Note: For the calculation to work, e and φ(n) must be coprime (gcd(e, φ(n)) = 1).
Calculation Process
To calculate the private key (d) given n and e:
- Factorize n to find p and q (the prime factors of n).
- Calculate φ(n) = (p-1)(q-1).
- Use the Extended Euclidean Algorithm to find d such that e*d ≡ 1 mod φ(n).
The Extended Euclidean Algorithm finds integers x and y such that:
a*x + b*y = gcd(a,b)
In our case, we solve for x where a = e and b = φ(n).
Worked Example
Let's calculate the private key for n = 33 and e = 7.
- Factorize n = 33 to find p and q. The prime factors are 3 and 11.
- Calculate φ(n) = (3-1)(11-1) = 2*10 = 20.
- Find d such that 7*d ≡ 1 mod 20.
- Using the Extended Euclidean Algorithm:
- 20 = 2*7 + 6
- 7 = 1*6 + 1
- 6 = 6*1 + 0
Working backwards: 1 = 7 - 1*6 = 7 - 1*(20 - 2*7) = 3*7 - 1*20
Thus, d = 3 is the modular inverse of 7 modulo 20.
The private key is d = 3.
FAQ
What is the difference between the public and private key in RSA?
The public key (n, e) is used for encryption and verification, while the private key (d) is used for decryption and signing.
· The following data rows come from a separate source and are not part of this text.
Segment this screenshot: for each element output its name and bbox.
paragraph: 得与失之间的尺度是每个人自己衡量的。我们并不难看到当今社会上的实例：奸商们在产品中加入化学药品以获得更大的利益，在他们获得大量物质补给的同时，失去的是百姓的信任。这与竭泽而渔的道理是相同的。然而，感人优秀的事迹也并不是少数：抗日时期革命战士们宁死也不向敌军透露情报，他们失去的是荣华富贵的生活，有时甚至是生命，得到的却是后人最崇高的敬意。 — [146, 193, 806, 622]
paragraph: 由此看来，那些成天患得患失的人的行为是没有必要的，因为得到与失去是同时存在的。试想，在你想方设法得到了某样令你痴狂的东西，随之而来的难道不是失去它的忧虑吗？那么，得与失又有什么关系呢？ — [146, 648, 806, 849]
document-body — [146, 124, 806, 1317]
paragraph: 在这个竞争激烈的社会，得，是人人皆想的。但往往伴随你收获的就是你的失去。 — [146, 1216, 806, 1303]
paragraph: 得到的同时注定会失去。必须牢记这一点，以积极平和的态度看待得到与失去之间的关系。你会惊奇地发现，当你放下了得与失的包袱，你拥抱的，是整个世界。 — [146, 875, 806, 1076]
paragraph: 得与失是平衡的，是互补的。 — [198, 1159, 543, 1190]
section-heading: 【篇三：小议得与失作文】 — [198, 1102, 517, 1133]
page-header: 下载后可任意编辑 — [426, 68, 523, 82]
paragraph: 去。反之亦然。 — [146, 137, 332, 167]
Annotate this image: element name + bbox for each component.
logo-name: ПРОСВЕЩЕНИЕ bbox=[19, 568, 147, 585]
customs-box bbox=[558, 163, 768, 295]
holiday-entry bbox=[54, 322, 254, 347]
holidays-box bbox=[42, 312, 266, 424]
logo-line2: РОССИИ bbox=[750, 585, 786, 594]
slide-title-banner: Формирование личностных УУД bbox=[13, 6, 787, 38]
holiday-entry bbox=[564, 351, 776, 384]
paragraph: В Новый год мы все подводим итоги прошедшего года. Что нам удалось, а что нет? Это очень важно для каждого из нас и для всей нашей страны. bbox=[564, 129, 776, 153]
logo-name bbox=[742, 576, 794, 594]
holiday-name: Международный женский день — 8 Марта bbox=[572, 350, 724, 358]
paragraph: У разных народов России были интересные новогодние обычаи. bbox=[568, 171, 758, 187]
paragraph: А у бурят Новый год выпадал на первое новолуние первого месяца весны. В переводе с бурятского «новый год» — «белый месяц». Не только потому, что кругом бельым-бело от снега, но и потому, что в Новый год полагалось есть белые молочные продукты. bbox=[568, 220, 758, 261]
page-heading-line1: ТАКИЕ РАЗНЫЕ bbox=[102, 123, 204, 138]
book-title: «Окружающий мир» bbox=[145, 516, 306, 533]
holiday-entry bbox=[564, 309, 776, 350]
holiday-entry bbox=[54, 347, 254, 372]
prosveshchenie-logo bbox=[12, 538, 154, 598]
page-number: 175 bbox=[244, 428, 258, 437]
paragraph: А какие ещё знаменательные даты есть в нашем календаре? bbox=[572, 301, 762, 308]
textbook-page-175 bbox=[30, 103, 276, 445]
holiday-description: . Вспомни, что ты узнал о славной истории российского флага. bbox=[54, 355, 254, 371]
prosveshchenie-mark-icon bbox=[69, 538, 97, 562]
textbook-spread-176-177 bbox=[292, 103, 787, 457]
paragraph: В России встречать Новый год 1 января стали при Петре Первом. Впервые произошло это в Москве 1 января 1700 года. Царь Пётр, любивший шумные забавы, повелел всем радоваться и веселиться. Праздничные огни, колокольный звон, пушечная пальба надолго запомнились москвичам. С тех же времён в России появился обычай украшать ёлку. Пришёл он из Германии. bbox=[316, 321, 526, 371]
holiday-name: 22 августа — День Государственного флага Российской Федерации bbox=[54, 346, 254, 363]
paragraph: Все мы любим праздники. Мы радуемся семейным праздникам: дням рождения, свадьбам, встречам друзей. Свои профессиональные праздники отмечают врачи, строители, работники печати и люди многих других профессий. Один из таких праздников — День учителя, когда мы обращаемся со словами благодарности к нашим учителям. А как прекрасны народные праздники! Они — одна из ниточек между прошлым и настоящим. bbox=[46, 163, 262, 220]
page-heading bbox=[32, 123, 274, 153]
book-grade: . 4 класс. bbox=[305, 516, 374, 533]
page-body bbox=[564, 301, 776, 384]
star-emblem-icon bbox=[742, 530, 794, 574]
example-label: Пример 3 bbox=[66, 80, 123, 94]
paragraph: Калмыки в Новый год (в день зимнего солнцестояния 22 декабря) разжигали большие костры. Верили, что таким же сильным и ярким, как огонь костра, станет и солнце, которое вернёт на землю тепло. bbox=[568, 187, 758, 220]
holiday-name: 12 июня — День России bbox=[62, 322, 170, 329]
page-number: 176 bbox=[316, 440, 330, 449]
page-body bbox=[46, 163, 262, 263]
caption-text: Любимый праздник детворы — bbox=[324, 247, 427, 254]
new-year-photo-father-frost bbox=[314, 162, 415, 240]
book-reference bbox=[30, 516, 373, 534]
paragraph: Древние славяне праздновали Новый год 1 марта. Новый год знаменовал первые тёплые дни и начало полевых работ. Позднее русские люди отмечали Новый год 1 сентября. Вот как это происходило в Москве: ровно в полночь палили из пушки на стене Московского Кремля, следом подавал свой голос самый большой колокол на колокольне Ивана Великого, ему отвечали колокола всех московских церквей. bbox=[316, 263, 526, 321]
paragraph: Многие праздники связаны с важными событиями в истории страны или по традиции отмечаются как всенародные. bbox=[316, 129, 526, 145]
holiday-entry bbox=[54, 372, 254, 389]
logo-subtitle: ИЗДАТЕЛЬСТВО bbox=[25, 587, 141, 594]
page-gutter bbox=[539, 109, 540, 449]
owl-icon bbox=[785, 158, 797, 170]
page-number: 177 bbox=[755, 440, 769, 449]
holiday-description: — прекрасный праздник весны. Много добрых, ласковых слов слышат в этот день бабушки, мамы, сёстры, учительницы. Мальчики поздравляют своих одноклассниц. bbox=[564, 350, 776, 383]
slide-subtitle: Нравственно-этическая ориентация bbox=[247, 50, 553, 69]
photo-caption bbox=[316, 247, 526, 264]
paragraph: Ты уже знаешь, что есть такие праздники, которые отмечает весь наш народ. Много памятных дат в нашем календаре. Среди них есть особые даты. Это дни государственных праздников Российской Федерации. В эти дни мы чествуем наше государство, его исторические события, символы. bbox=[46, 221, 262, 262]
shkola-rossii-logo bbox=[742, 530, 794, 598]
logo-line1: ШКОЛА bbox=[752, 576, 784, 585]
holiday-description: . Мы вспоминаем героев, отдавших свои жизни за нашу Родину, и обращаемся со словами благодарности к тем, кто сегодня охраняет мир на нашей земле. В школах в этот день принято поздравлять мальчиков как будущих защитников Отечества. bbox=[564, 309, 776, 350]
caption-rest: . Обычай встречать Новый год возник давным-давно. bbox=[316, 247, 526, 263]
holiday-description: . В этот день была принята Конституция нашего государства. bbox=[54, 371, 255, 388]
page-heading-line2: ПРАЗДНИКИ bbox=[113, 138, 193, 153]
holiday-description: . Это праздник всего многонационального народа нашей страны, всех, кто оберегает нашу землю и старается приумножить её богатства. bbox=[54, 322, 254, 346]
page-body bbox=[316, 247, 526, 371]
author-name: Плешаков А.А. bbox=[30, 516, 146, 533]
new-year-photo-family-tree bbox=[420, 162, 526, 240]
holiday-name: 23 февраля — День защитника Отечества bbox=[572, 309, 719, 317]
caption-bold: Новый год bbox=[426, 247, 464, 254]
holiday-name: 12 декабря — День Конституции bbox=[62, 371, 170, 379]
The private key must be kept secret.
Can I calculate the private key without knowing the prime factors of n?
No, you need to know the prime factors of n to calculate φ(n), which is required to find the private key.
What happens if e and φ(n) are not coprime?
The private key cannot be calculated if e and φ(n) are not coprime. You would need to choose a different public exponent.
Is RSA secure if the private key is known?
No, if the private key is compromised, the security of the RSA system is broken. The private key must be kept secret at all times.